Here, “similar” describes three possible scenarios (a kind of fuzzy logic):

The “Invoice Amount in EUR” differs ± 3% from each other (another invoice),
The “Invoice Amount in EUR” is exactly twice as high as the other (e.g. 50.15 and 100.30).
The “Inoice Amount in EUR” begins with the same first four digits (123.45 and 1,234.5).

It would be great, if the output could be similar to the “duplicate row filter”, with the duplicate classifier (chosen and duplucate) and duplicate identifier (e.g. row 12), so that the duplicates can be extracted and displayed seperately (e.g. for internal audit purposes).

Unfortunately, I have no idea on how to realize the “similar” criteria, as I don’t know how to do the check for each individual row in the column (check for all invoices, from invoice to invoice) and hope that someone can help.

Many Thanks in advance & best regards!

Kazimierz · November 8, 2023, 7:42am

Hello @DA2023

I have no ready-to-use solution; just two thoughts:

I would use ‘Duplicate Row Filter’ to identify invoices with identical ‘Vendor ID’, ‘Invoice Number’ and ‘Invoice Date’ columns.
Then, I would:

Make sure amount in ‘Invoice Amount in EUR’ is a number.
Calculate 3% variation.
Change numbers to strings.
Remove special characters like commas, dots, or any others, but keep the original values.
Change strings back to numbers.
Check if values meet conditions you mentioned: doubled values or with identical beginning.

Please treat this as inspiration for next trials.
Good luck,
Kaz

DA2023 · November 8, 2023, 3:34pm

Hello @Kazimierz

many Thanks for your help!

My problem is that I don’r really know, how to define a check from invoice to invoice.

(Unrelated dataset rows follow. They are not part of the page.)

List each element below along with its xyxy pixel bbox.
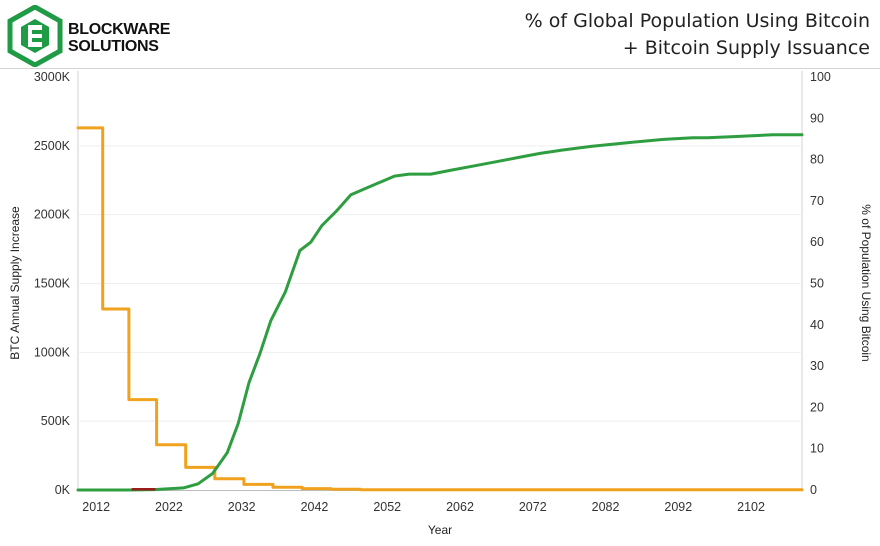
y-right-tick-label: 80 [810,153,824,167]
chart-title-line2: + Bitcoin Supply Issuance [622,37,870,59]
y-left-tick-label: 1000K [34,345,71,359]
blockware-logo-icon [7,5,63,67]
y-right-tick-label: 90 [810,111,824,125]
y-right-tick-label: 100 [810,70,831,84]
y-right-axis-title: % of Population Using Bitcoin [859,204,873,361]
y-left-tick-label: 2500K [34,139,71,153]
x-tick-label: 2042 [301,500,329,514]
x-tick-label: 2082 [592,500,620,514]
y-right-tick-label: 70 [810,194,824,208]
y-left-tick-label: 2000K [34,208,71,222]
chart-title-line1: % of Global Population Using Bitcoin [524,10,870,32]
x-tick-label: 2052 [373,500,401,514]
y-right-tick-label: 0 [810,483,817,497]
x-tick-label: 2032 [228,500,256,514]
y-right-tick-label: 10 [810,442,824,456]
x-tick-label: 2022 [155,500,183,514]
y-right-tick-label: 20 [810,400,824,414]
x-tick-label: 2102 [737,500,765,514]
y-left-tick-label: 3000K [34,70,71,84]
x-tick-label: 2062 [446,500,474,514]
y-left-tick-label: 0K [55,483,71,497]
header-divider [0,68,880,69]
series-line-of-population-using-bitcoin [76,133,804,492]
brand-name-line1: BLOCKWARE [68,21,171,38]
y-right-tick-label: 40 [810,318,824,332]
brand-logo: BLOCKWARE SOLUTIONS [6,5,176,67]
x-tick-label: 2012 [82,500,110,514]
y-right-tick-label: 30 [810,359,824,373]
x-tick-label: 2092 [664,500,692,514]
brand-name-line2: SOLUTIONS [68,38,159,55]
y-left-axis-title: BTC Annual Supply Increase [8,206,22,360]
x-tick-label: 2072 [519,500,547,514]
y-left-tick-label: 1500K [34,277,71,291]
y-right-tick-label: 60 [810,235,824,249]
y-left-tick-label: 500K [41,414,71,428]
x-axis-title: Year [428,523,452,537]
series-line-btc-annual-supply-increase [76,126,804,492]
y-right-tick-label: 50 [810,277,824,291]
header: BLOCKWARE SOLUTIONS % of Global Populati… [0,0,880,68]
chart-title: % of Global Population Using Bitcoin + B… [525,8,870,62]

The invoices have to be compared to each other. The problem is that I don’t know, how to do that in KNIME.

Best regards,
DA

rfeigel · November 8, 2023, 4:15pm

Can you share a data set?

DA2023 · November 8, 2023, 4:33pm

Hi @rfeigel

unfortunately, I am not allowed to use the real data. But I have created an excel table. Here, I have tried to implement the patterns, I would like to search for. Hope that helps.

Best regards
DA
Test Data.xlsx (11.5 KB)

hmfa · November 8, 2023, 7:18pm

Hi @DA2023.

I produced this workflow for you.

Duplicate Invoices.knwf (94.9 KB)

Hope it helps.
Br

DA2023 · November 9, 2023, 3:40pm

Hi @hmfa

it works perfectly well, many Thanks for your support!

Just for my understanding: with the “Counter Generation” & “Joiner” nodes you have duplicatet the input in order make it comparible to each other, right? Can you tell, where I can find additional info regarding coding in the “Column Espressions” node?

Best regards
DA

hmfa · November 9, 2023, 4:14pm

Hi @DA2023

Yes, you are right.
The counter generation serves to uniquely identify each invoice.
The joiner relates the table to itself, to compare each invoice to all others from the same supplier and date, including itself.
Finally, it excludes lines where an invoice compares to itself because it is no exception (same counter).

The column expressions node is very powerful.

You can find more information about JAVA script rules here.

Br
Hugo

DA2023 · November 10, 2023, 12:24pm

Hi @hmfa ,

many Thanks for the Infio & your support!

Have a nice day & enjoy your weekend.

Best regards,
DA

system · November 17, 2023, 12:25pm

This topic was automatically closed 7 days after the last reply. New replies are no longer allowed.